The three Baudelaire children looked at one another and then at Charles and Phil, the only people in Paltryville who had been kind to them. Although they would not miss the dormitory, or the terrible casseroles, or the back-breaking labor of the mill, the orphans would miss these two kind people. And as the siblings thought about whom they would miss, they thought how much they would have missed one another, if something even worse had happened to them. What if Sunny had lost the swordfight? What if Klaus had remained hypnotized forever? What if Violet had stepped into the path of the saw, instead of Dr. Orwell? The Baudelaires looked at the sunlight, pouring through the shattered window where Count Olaf had escaped, and shuddered to think of what could have happened. Being alive had never seemed lucky before, but as the children considered their terrible time in Sir’s care, they were amazed at how many lucky things had actually happened to them.
“It was lucky,” Violet admitted quietly, “that Klaus invented something so quickly, even though he’s not an inventor.”
“It was lucky,” Klaus admitted quietly, “that Violet figured out how to end my hypnosis, even though she’s not a researcher.”
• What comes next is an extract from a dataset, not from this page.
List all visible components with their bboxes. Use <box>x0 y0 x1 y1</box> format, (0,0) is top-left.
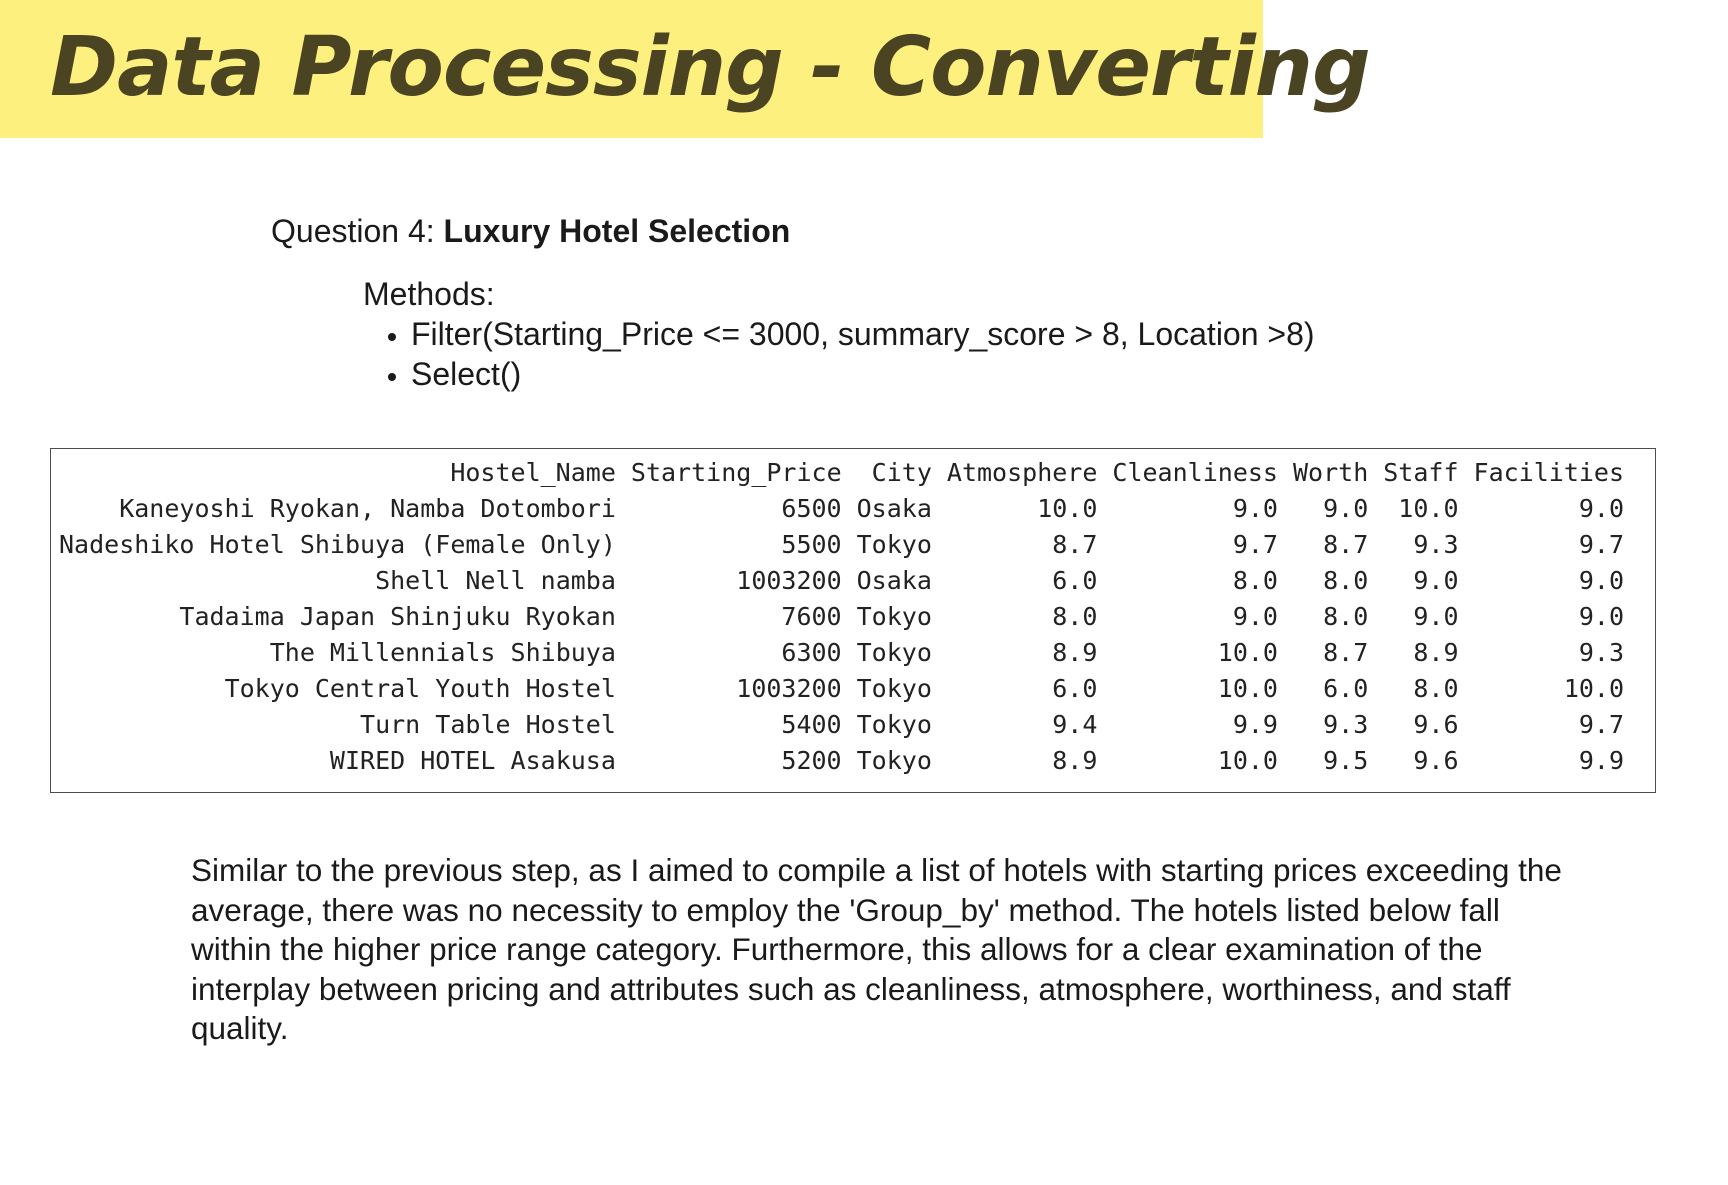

“Croif,” Sunny admitted quietly, which meant something like “It was lucky that I could defend us from Dr. Orwell’s sword, if I do say so myself.”
The children sighed, and gave each other small, hopeful smiles. Count Olaf was on the loose, and would try again to snatch their fortune, but he had not succeeded this time. They were alive, and as they stood together at the broken window, it seemed that the last word on their situation might be “lucky,” the word that had caused so much trouble to begin with. The Baudelaire orphans were alive, and it seemed that maybe they had an inordinate amount of luck after all.